Tra questi non sono mancati nostalgici richiami ad un passato glorioso, su tutti Beppe Iachini, protagonista della promozione della stagione 2011/2012 e un ben più blasonato Roberto Mancini, la cui figura rimanda alla più bella stagione della storia blucerchiata.
Nonostante tutto, durante la prima comparsa di Popeye, ricordando lo storico appellativo attribuito ad Attilio Lombardo nel corso della sua carriera da calciatore, ha raccolto un punto preziosissimo contro la capolista Venezia, che potrebbe consolidare il proprio ruolo, allontanando possibili ulteriori capovolgimenti di fronte, e dare morale dopo una serie di prestazioni negative.
A parlarci della sua Sampdoria è stato uno dei grandi protagonisti del passato della squadra genovese, nonché uno degli idoli storici della tifoseria: Francesco Flachi, storico numero 10 degli anni 2000 e terzo miglior marcatore della storia del club. L’ex attaccante toscano ha dato la propria opinione, in esclusiva ai nostri microfoni, sul cambio in panchina, con le diverse opportunità correlate, e sull’incandescente finale di campionato dei blucerchiati.
Flachi: “Il ritorno di Mancini sarebbe bellissimo, ma in campo ci scendono i giocatori”
Che parere dà all’approccio della prima Sampdoria di Attilio Lombardo vista contro il Venezia?
“Molto onestamente non ho visto nulla di diverso. Sicuramente è stata una partita difficile, in un momento non facile, contro una grande squadra, sia per quantità che per qualità, nonché prima in classifica. Andava giocata una gara sporca e così è stato. Penso che questo punto possa dare morale per affrontare le prossime due partite, dove, almeno sulla carta, la Sampdoria può far bene”.
Attilio Lombardo è l’uomo giusto per arrivare ad una salvezza tranquilla?
“Lo scorso anno, nonostante tutto, c’è riuscito.

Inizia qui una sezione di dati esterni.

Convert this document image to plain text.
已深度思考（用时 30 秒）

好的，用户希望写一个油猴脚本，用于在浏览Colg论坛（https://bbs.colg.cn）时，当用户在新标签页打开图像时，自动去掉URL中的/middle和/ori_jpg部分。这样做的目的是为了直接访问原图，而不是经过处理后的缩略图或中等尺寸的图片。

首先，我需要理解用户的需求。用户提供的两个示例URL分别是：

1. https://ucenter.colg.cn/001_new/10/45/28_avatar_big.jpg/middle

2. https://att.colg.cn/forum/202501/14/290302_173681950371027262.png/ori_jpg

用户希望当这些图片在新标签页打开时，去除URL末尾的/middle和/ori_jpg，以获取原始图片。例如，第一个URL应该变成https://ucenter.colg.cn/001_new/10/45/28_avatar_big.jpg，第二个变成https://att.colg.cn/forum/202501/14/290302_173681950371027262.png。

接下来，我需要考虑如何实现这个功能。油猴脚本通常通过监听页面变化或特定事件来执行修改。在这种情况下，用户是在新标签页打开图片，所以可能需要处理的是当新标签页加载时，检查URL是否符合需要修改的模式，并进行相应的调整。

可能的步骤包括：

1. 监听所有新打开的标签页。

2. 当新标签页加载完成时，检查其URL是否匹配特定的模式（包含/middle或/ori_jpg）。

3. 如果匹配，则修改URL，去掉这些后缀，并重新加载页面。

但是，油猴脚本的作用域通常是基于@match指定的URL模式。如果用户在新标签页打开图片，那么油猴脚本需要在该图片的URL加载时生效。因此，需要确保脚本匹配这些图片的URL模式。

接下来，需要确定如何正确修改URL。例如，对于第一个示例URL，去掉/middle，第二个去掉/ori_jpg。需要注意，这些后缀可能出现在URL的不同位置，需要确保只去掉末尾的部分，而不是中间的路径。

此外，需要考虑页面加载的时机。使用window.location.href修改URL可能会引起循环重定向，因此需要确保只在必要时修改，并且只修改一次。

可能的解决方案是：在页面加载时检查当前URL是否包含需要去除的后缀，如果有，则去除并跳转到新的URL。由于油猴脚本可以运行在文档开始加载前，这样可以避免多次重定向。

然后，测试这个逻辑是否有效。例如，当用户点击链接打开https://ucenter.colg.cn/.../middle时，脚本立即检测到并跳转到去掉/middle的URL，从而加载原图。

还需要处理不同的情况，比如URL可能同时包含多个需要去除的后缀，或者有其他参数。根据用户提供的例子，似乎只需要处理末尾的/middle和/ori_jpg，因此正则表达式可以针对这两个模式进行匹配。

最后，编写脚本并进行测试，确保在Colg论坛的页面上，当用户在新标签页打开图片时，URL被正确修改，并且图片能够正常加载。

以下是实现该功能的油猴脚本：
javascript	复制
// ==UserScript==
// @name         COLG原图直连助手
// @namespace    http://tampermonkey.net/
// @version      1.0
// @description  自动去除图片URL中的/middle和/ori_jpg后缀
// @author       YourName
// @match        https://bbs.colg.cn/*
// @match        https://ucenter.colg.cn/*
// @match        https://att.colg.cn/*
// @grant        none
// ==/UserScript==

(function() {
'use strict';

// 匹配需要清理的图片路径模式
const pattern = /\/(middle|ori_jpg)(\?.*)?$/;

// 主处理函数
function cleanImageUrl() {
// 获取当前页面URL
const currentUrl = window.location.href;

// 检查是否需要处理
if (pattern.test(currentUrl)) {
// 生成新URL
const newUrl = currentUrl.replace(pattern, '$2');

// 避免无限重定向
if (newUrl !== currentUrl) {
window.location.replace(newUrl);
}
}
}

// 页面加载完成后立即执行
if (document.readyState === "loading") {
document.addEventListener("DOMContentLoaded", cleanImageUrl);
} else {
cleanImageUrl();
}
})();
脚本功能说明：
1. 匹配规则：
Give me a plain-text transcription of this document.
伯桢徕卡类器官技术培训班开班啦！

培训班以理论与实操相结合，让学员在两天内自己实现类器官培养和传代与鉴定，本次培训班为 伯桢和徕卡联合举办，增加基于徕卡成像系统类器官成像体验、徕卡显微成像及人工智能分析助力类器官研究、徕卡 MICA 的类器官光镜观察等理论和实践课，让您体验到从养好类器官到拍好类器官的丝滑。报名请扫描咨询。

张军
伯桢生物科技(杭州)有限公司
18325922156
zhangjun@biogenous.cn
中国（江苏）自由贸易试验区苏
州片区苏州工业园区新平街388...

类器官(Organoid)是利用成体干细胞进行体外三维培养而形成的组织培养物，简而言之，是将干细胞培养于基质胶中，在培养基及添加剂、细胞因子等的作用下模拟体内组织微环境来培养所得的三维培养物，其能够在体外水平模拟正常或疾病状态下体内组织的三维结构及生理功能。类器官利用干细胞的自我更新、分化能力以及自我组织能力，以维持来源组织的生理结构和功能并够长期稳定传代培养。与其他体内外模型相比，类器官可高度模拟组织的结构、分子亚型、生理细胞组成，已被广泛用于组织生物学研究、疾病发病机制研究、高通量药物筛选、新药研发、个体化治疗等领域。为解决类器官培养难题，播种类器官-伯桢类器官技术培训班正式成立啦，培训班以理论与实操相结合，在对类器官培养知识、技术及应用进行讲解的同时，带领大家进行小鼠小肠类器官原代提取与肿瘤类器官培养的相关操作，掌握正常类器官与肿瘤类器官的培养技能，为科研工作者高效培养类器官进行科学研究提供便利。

Perché non provarci anche quest’anno? Poi bisogna aggiungere che, per quanto l’allenatore sia importante, in campo ci scendono i giocatori. Alla fine sono loro i veri protagonisti”.
Nei giorni scorsi c’è stato un gran vociferare attorno ad un possibile ritorno in blucerchiato di Roberto Mancini, qual è il suo punto di vista sulla questione, cosa pensa che ci sia di vero e come lo vedrebbe, in questo momento, su una panchina come quella della Sampdoria?
“Non saprei dare una risposta a questo. Mancini lo vedrei sempre bene sulla panchina della Sampdoria, in qualsiasi momento. Per me sarebbe una cosa bellissima e penso che lo sarebbe per tutta Genova e i tifosi blucerchiati. Tuttavia, bisogna anche dire che Mancini è un allenatore molto importante dietro il quale deve esserci un progetto altrettanto grande. Parliamo di un ex commissario tecnico della Nazionale, con il quale ha vinto l’Europeo, nonché vincitore di tanti scudetti in diverse parti del mondo”.
Flachi: “Pafundi ha qualità, ma deve capire che il calcio è un gioco di squadra”
Tra i calciatori arrivati a gennaio c’è stato qualcuno che le è piaciuto di più?
“Spero che da qui alla fine possano fare tutti di più. Al momento, se devo fare un nome, il più determinante è stato Begić. Mi auguro che Esposito e Brunori possano prendere in mano la squadra e fare la differenza, grazie alla loro esperienza e qualità, e portare la Sampdoria alla salvezza”.
C’è un’incognita nella Sampdoria che è Pafundi, sicuramente molto meno continuo e poco utilizzato.
“Se gioca poco è perché dietro c’è sicuramente qualche motivazione. Il ragazzo ha delle qualità, ma deve capire che il calcio è fatto di undici giocatori in squadra e non da soli. Ogni volta che è subentrato, soprattutto come atteggiamento, non ha avuto un impatto positivo. Quando capirà che il singolo è meno importante del collettivo allora le sue qualità verranno fuori”.
Cosa si aspetta dalle prossime uscite della Sampdoria?
“Sta tutto ai giocatori. Sono loro a dover determinare il futuro. Me lo auguro, perché passare un altro anno così è difficile, sia per la società che per i tifosi. Spero che queste partite allontanino la Sampdoria da questa spiacevole situazione di classifica”.